Launched in 2006 as the Physician Quality Reporting Initiative (PQRI), the Medicare PQRS is a reporting program that uses a combination of incentive payments and payment adjustments to promote reporting of quality information by eligible professionals, according to the CMS.

The program provides an incentive payment to practices with eligible professionals who satisfactorily report data on quality measures for covered Physician Fee Schedule (PFS) services furnished to Medicare Part B Fee-for-Service (FFS) beneficiaries (including Railroad Retirement Board and Medicare Secondary Payer beneficiaries).

Incentive payments are based on a percentage of the eligible practitioner’s total approved Medicare claims for the year.

The typical optometrist who sees Medicare patients stood to earn an average of $503 through the PQRS during 2011, the CMS noted, citing Medicare billing statistics for the year.

However, beginning this year, participation in the PQRS becomes as important to protecting Medicare revenues in an optometric practice as it has been to potentially increasing them, emphasized Rebecca Wartman, O.D., the AOA Third Party Center Executive Committee member who annually compiles AOA guidance on PQRS participation for optometrists.

In 2015, the CMS will begin reducing Medicare payments to eligible health care professionals who do not satisfactorily report data on quality measures for covered professional services under the PQRS program.
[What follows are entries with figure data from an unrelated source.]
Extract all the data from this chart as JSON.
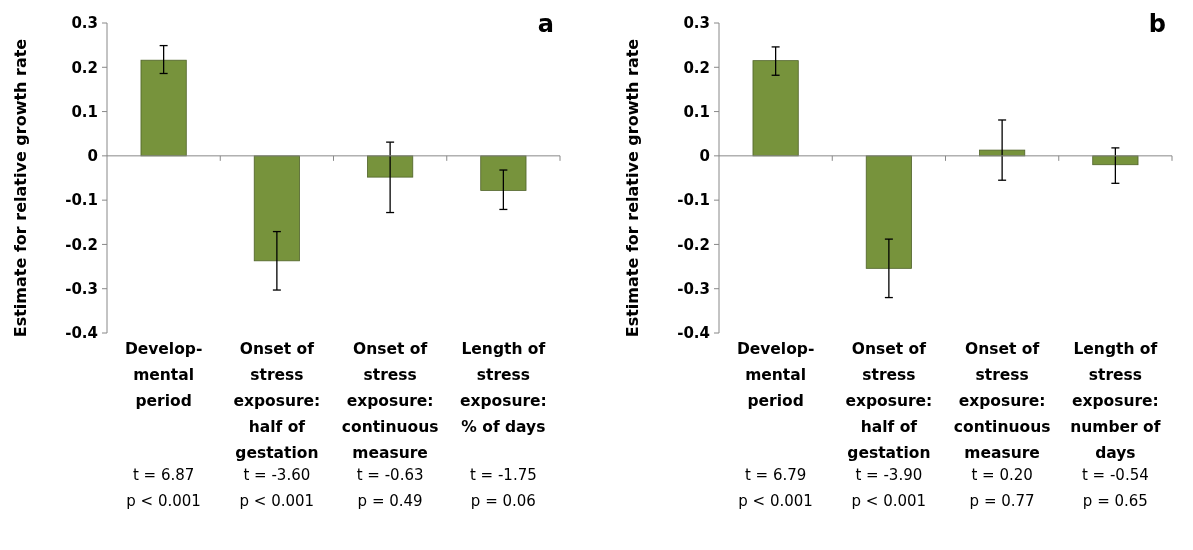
{
  "chart_data": [
    {
      "type": "bar",
      "title": "a",
      "ylabel": "Estimate for relative growth rate",
      "categories": [
        "Develop-\nmental\nperiod",
        "Onset of\nstress\nexposure:\nhalf of\ngestation",
        "Onset of\nstress\nexposure:\ncontinuous\nmeasure",
        "Length of\nstress\nexposure:\n% of days"
      ],
      "series": [
        {
          "color": "#77933c",
          "values": [
            0.216,
            -0.237,
            -0.048,
            -0.078
          ],
          "errors": [
            [
              0.186,
              0.249
            ],
            [
              -0.303,
              -0.171
            ],
            [
              -0.128,
              0.031
            ],
            [
              -0.121,
              -0.032
            ]
          ]
        }
      ],
      "ylim": [
        -0.4,
        0.3
      ],
      "yticks": [
        -0.4,
        -0.3,
        -0.2,
        -0.1,
        0,
        0.1,
        0.2,
        0.3
      ],
      "annotations": [
        "t = 6.87\np < 0.001",
        "t = -3.60\np < 0.001",
        "t = -0.63\np = 0.49",
        "t = -1.75\np = 0.06"
      ]
    },
    {
      "type": "bar",
      "title": "b",
      "ylabel": "Estimate for relative growth rate",
      "categories": [
        "Develop-\nmental\nperiod",
        "Onset of\nstress\nexposure:\nhalf of\ngestation",
        "Onset of\nstress\nexposure:\ncontinuous\nmeasure",
        "Length of\nstress\nexposure:\nnumber of\ndays"
      ],
      "series": [
        {
          "color": "#77933c",
          "values": [
            0.215,
            -0.254,
            0.013,
            -0.02
          ],
          "errors": [
            [
              0.182,
              0.246
            ],
            [
              -0.32,
              -0.188
            ],
            [
              -0.055,
              0.081
            ],
            [
              -0.062,
              0.018
            ]
          ]
        }
      ],
      "ylim": [
        -0.4,
        0.3
      ],
      "yticks": [
        -0.4,
        -0.3,
        -0.2,
        -0.1,
        0,
        0.1,
        0.2,
        0.3
      ],
      "annotations": [
        "t = 6.79\np < 0.001",
        "t = -3.90\np < 0.001",
        "t = 0.20\np = 0.77",
        "t = -0.54\np = 0.65"
      ]
    }
  ]
}
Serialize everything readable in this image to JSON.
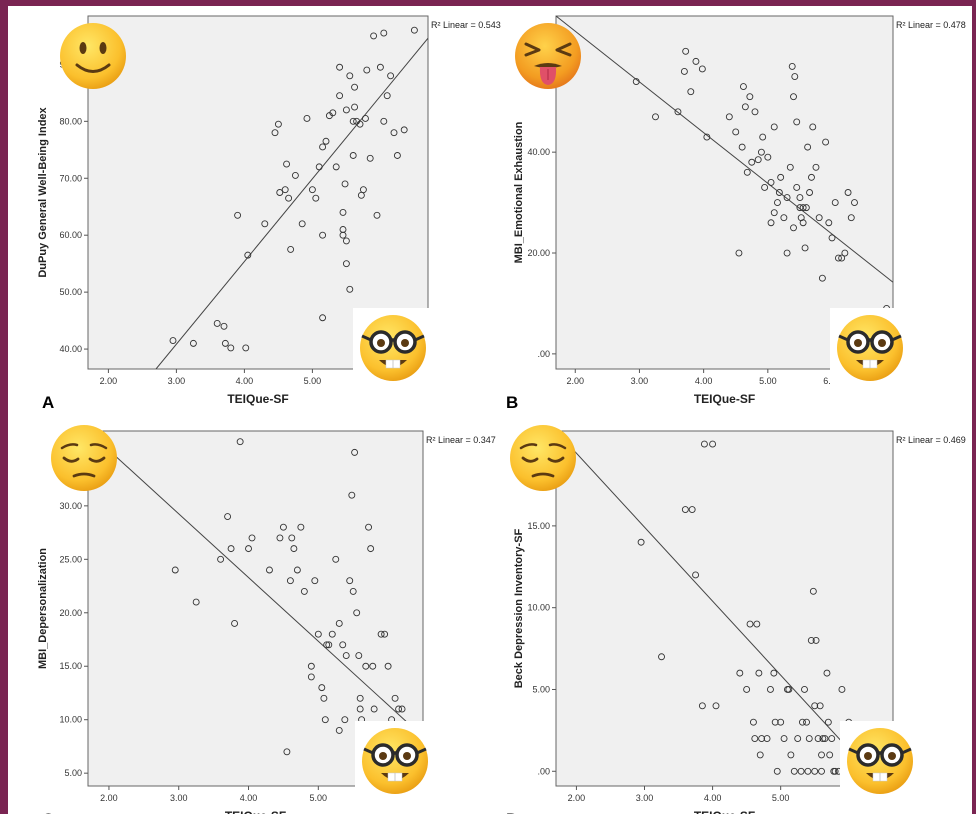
{
  "chart_data": [
    {
      "type": "scatter",
      "panel": "A",
      "r2_label": "R² Linear = 0.543",
      "xlabel": "TEIQue-SF",
      "ylabel": "DuPuy General Well-Being Index",
      "xlim": [
        1.7,
        6.7
      ],
      "ylim": [
        36.5,
        98.5
      ],
      "xticks": [
        2.0,
        3.0,
        4.0,
        5.0,
        6.0
      ],
      "xtick_labels": [
        "2.00",
        "3.00",
        "4.00",
        "5.00",
        "6.00"
      ],
      "yticks": [
        40,
        50,
        60,
        70,
        80,
        90
      ],
      "ytick_labels": [
        "40.00",
        "50.00",
        "60.00",
        "70.00",
        "80.00",
        "90.00"
      ],
      "fit_line": {
        "x": [
          2.7,
          6.7
        ],
        "y": [
          36.5,
          94.6
        ]
      },
      "points": [
        [
          2.95,
          41.5
        ],
        [
          3.25,
          41
        ],
        [
          3.6,
          44.5
        ],
        [
          3.7,
          44
        ],
        [
          3.72,
          41
        ],
        [
          3.8,
          40.2
        ],
        [
          4.02,
          40.2
        ],
        [
          3.9,
          63.5
        ],
        [
          4.05,
          56.5
        ],
        [
          4.3,
          62
        ],
        [
          4.45,
          78
        ],
        [
          4.5,
          79.5
        ],
        [
          4.52,
          67.5
        ],
        [
          4.6,
          68
        ],
        [
          4.62,
          72.5
        ],
        [
          4.65,
          66.5
        ],
        [
          4.68,
          57.5
        ],
        [
          4.75,
          70.5
        ],
        [
          4.85,
          62
        ],
        [
          4.92,
          80.5
        ],
        [
          5.0,
          68
        ],
        [
          5.05,
          66.5
        ],
        [
          5.1,
          72
        ],
        [
          5.15,
          60
        ],
        [
          5.15,
          75.5
        ],
        [
          5.2,
          76.5
        ],
        [
          5.25,
          81
        ],
        [
          5.3,
          81.5
        ],
        [
          5.35,
          72
        ],
        [
          5.4,
          84.5
        ],
        [
          5.4,
          89.5
        ],
        [
          5.45,
          64
        ],
        [
          5.45,
          60
        ],
        [
          5.48,
          69
        ],
        [
          5.5,
          59
        ],
        [
          5.5,
          55
        ],
        [
          5.55,
          50.5
        ],
        [
          5.5,
          82
        ],
        [
          5.55,
          88
        ],
        [
          5.6,
          80
        ],
        [
          5.6,
          74
        ],
        [
          5.62,
          82.5
        ],
        [
          5.62,
          86
        ],
        [
          5.65,
          80
        ],
        [
          5.7,
          79.5
        ],
        [
          5.72,
          67
        ],
        [
          5.75,
          68
        ],
        [
          5.78,
          80.5
        ],
        [
          5.8,
          89
        ],
        [
          5.85,
          73.5
        ],
        [
          5.9,
          95
        ],
        [
          5.95,
          63.5
        ],
        [
          6.0,
          89.5
        ],
        [
          6.05,
          95.5
        ],
        [
          6.05,
          80
        ],
        [
          6.1,
          84.5
        ],
        [
          6.15,
          88
        ],
        [
          6.2,
          78
        ],
        [
          6.25,
          74
        ],
        [
          6.35,
          78.5
        ],
        [
          6.5,
          96
        ],
        [
          5.15,
          45.5
        ],
        [
          5.45,
          61
        ]
      ]
    },
    {
      "type": "scatter",
      "panel": "B",
      "r2_label": "R² Linear = 0.478",
      "xlabel": "TEIQue-SF",
      "ylabel": "MBI_Emotional Exhaustion",
      "xlim": [
        1.7,
        6.95
      ],
      "ylim": [
        -3,
        67
      ],
      "xticks": [
        2.0,
        3.0,
        4.0,
        5.0,
        6.0
      ],
      "xtick_labels": [
        "2.00",
        "3.00",
        "4.00",
        "5.00",
        "6.00"
      ],
      "yticks": [
        0,
        20,
        40
      ],
      "ytick_labels": [
        ".00",
        "20.00",
        "40.00"
      ],
      "fit_line": {
        "x": [
          1.7,
          6.95
        ],
        "y": [
          67,
          14.2
        ]
      },
      "points": [
        [
          2.95,
          54
        ],
        [
          3.25,
          47
        ],
        [
          3.6,
          48
        ],
        [
          3.7,
          56
        ],
        [
          3.72,
          60
        ],
        [
          3.8,
          52
        ],
        [
          3.88,
          58
        ],
        [
          3.98,
          56.5
        ],
        [
          4.05,
          43
        ],
        [
          4.4,
          47
        ],
        [
          4.5,
          44
        ],
        [
          4.55,
          20
        ],
        [
          4.6,
          41
        ],
        [
          4.62,
          53
        ],
        [
          4.65,
          49
        ],
        [
          4.68,
          36
        ],
        [
          4.72,
          51
        ],
        [
          4.75,
          38
        ],
        [
          4.8,
          48
        ],
        [
          4.85,
          38.5
        ],
        [
          4.9,
          40
        ],
        [
          4.92,
          43
        ],
        [
          4.95,
          33
        ],
        [
          5.0,
          39
        ],
        [
          5.05,
          26
        ],
        [
          5.05,
          34
        ],
        [
          5.1,
          28
        ],
        [
          5.1,
          45
        ],
        [
          5.15,
          30
        ],
        [
          5.18,
          32
        ],
        [
          5.2,
          35
        ],
        [
          5.25,
          27
        ],
        [
          5.3,
          20
        ],
        [
          5.3,
          31
        ],
        [
          5.35,
          37
        ],
        [
          5.38,
          57
        ],
        [
          5.4,
          51
        ],
        [
          5.42,
          55
        ],
        [
          5.45,
          33
        ],
        [
          5.45,
          46
        ],
        [
          5.5,
          29
        ],
        [
          5.5,
          31
        ],
        [
          5.52,
          27
        ],
        [
          5.55,
          26
        ],
        [
          5.58,
          21
        ],
        [
          5.6,
          29
        ],
        [
          5.62,
          41
        ],
        [
          5.65,
          32
        ],
        [
          5.68,
          35
        ],
        [
          5.7,
          45
        ],
        [
          5.75,
          37
        ],
        [
          5.8,
          27
        ],
        [
          5.85,
          15
        ],
        [
          5.9,
          42
        ],
        [
          5.95,
          26
        ],
        [
          6.0,
          23
        ],
        [
          6.05,
          30
        ],
        [
          6.1,
          19
        ],
        [
          6.15,
          19
        ],
        [
          6.2,
          20
        ],
        [
          6.25,
          32
        ],
        [
          6.3,
          27
        ],
        [
          6.35,
          30
        ],
        [
          6.85,
          9
        ],
        [
          5.4,
          25
        ],
        [
          5.55,
          29
        ]
      ]
    },
    {
      "type": "scatter",
      "panel": "C",
      "r2_label": "R² Linear = 0.347",
      "xlabel": "TEIQue-SF",
      "ylabel": "MBI_Depersonalization",
      "xlim": [
        1.7,
        6.5
      ],
      "ylim": [
        3.8,
        37
      ],
      "xticks": [
        2.0,
        3.0,
        4.0,
        5.0,
        6.0
      ],
      "xtick_labels": [
        "2.00",
        "3.00",
        "4.00",
        "5.00",
        "6.00"
      ],
      "yticks": [
        5,
        10,
        15,
        20,
        25,
        30
      ],
      "ytick_labels": [
        "5.00",
        "10.00",
        "15.00",
        "20.00",
        "25.00",
        "30.00"
      ],
      "fit_line": {
        "x": [
          1.7,
          6.5
        ],
        "y": [
          37,
          8.4
        ]
      },
      "points": [
        [
          2.95,
          24
        ],
        [
          3.25,
          21
        ],
        [
          3.6,
          25
        ],
        [
          3.7,
          29
        ],
        [
          3.75,
          26
        ],
        [
          3.8,
          19
        ],
        [
          3.88,
          36
        ],
        [
          4.0,
          26
        ],
        [
          4.05,
          27
        ],
        [
          4.3,
          24
        ],
        [
          4.45,
          27
        ],
        [
          4.5,
          28
        ],
        [
          4.55,
          7
        ],
        [
          4.6,
          23
        ],
        [
          4.62,
          27
        ],
        [
          4.65,
          26
        ],
        [
          4.7,
          24
        ],
        [
          4.75,
          28
        ],
        [
          4.8,
          22
        ],
        [
          4.9,
          15
        ],
        [
          4.9,
          14
        ],
        [
          4.95,
          23
        ],
        [
          5.0,
          18
        ],
        [
          5.05,
          13
        ],
        [
          5.08,
          12
        ],
        [
          5.1,
          10
        ],
        [
          5.12,
          17
        ],
        [
          5.15,
          17
        ],
        [
          5.2,
          18
        ],
        [
          5.25,
          25
        ],
        [
          5.3,
          19
        ],
        [
          5.3,
          9
        ],
        [
          5.35,
          17
        ],
        [
          5.38,
          10
        ],
        [
          5.4,
          16
        ],
        [
          5.45,
          23
        ],
        [
          5.48,
          31
        ],
        [
          5.5,
          22
        ],
        [
          5.52,
          35
        ],
        [
          5.55,
          20
        ],
        [
          5.58,
          16
        ],
        [
          5.6,
          12
        ],
        [
          5.62,
          10
        ],
        [
          5.65,
          9
        ],
        [
          5.68,
          15
        ],
        [
          5.7,
          9
        ],
        [
          5.72,
          28
        ],
        [
          5.75,
          26
        ],
        [
          5.78,
          15
        ],
        [
          5.8,
          11
        ],
        [
          5.85,
          8
        ],
        [
          5.9,
          18
        ],
        [
          5.95,
          18
        ],
        [
          6.0,
          15
        ],
        [
          6.05,
          10
        ],
        [
          6.1,
          12
        ],
        [
          6.15,
          11
        ],
        [
          6.2,
          11
        ],
        [
          6.25,
          9
        ],
        [
          6.35,
          8
        ],
        [
          6.45,
          8
        ],
        [
          5.6,
          11
        ]
      ]
    },
    {
      "type": "scatter",
      "panel": "D",
      "r2_label": "R² Linear = 0.469",
      "xlabel": "TEIQue-SF",
      "ylabel": "Beck Depression Inventory-SF",
      "xlim": [
        1.7,
        6.65
      ],
      "ylim": [
        -0.9,
        20.8
      ],
      "xticks": [
        2.0,
        3.0,
        4.0,
        5.0,
        6.0
      ],
      "xtick_labels": [
        "2.00",
        "3.00",
        "4.00",
        "5.00",
        "6.00"
      ],
      "yticks": [
        0,
        5,
        10,
        15
      ],
      "ytick_labels": [
        ".00",
        "5.00",
        "10.00",
        "15.00"
      ],
      "fit_line": {
        "x": [
          1.7,
          6.3
        ],
        "y": [
          20.8,
          0
        ]
      },
      "points": [
        [
          2.95,
          14
        ],
        [
          3.25,
          7
        ],
        [
          3.6,
          16
        ],
        [
          3.7,
          16
        ],
        [
          3.75,
          12
        ],
        [
          3.85,
          4
        ],
        [
          3.88,
          20
        ],
        [
          4.0,
          20
        ],
        [
          4.05,
          4
        ],
        [
          4.4,
          6
        ],
        [
          4.5,
          5
        ],
        [
          4.55,
          9
        ],
        [
          4.6,
          3
        ],
        [
          4.62,
          2
        ],
        [
          4.65,
          9
        ],
        [
          4.68,
          6
        ],
        [
          4.7,
          1
        ],
        [
          4.72,
          2
        ],
        [
          4.8,
          2
        ],
        [
          4.85,
          5
        ],
        [
          4.9,
          6
        ],
        [
          4.92,
          3
        ],
        [
          4.95,
          0
        ],
        [
          5.0,
          3
        ],
        [
          5.05,
          2
        ],
        [
          5.1,
          5
        ],
        [
          5.12,
          5
        ],
        [
          5.15,
          1
        ],
        [
          5.2,
          0
        ],
        [
          5.25,
          2
        ],
        [
          5.3,
          0
        ],
        [
          5.32,
          3
        ],
        [
          5.35,
          5
        ],
        [
          5.38,
          3
        ],
        [
          5.4,
          0
        ],
        [
          5.42,
          2
        ],
        [
          5.45,
          8
        ],
        [
          5.48,
          11
        ],
        [
          5.5,
          4
        ],
        [
          5.52,
          8
        ],
        [
          5.55,
          2
        ],
        [
          5.58,
          4
        ],
        [
          5.6,
          0
        ],
        [
          5.62,
          2
        ],
        [
          5.65,
          2
        ],
        [
          5.68,
          6
        ],
        [
          5.7,
          3
        ],
        [
          5.72,
          1
        ],
        [
          5.75,
          2
        ],
        [
          5.78,
          0
        ],
        [
          5.8,
          0
        ],
        [
          5.85,
          0
        ],
        [
          5.9,
          5
        ],
        [
          5.95,
          2
        ],
        [
          6.0,
          3
        ],
        [
          6.05,
          0
        ],
        [
          6.1,
          0
        ],
        [
          6.15,
          0
        ],
        [
          6.2,
          0
        ],
        [
          6.25,
          0
        ],
        [
          6.3,
          0
        ],
        [
          6.5,
          2
        ],
        [
          5.5,
          0
        ],
        [
          5.6,
          1
        ]
      ]
    }
  ],
  "emojis": [
    "slightly-smiling-face",
    "face-with-tongue-tired",
    "pensive-face",
    "pensive-face",
    "nerd-face",
    "nerd-face",
    "nerd-face",
    "nerd-face"
  ]
}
The 2015 payment penalties will be based on PQRS participation during 2013. Practitioners who do not report at least some PQRS quality measures in 2013 will see their Medicare payments reduced 1.5 percent in 2015.

“It is encouraging that roughly a fifth of the nation’s optometrists are now earning bonuses though the Medicare PQRS,” Dr. Wartman said. “However, the remainder of optometrists who have not been participating in the PQRS must begin to take part in the program now in order to avoid the Medicare payment penalties that are coming.”

The full CMS report on PQRS participation is available at http://preview.tinyurl.com/bnv77h.

For additional information, visit www.excelod.com/PQRS.

One comment

  1. I Got Mine! Thanks AOA for getting me in. Woo Hoo.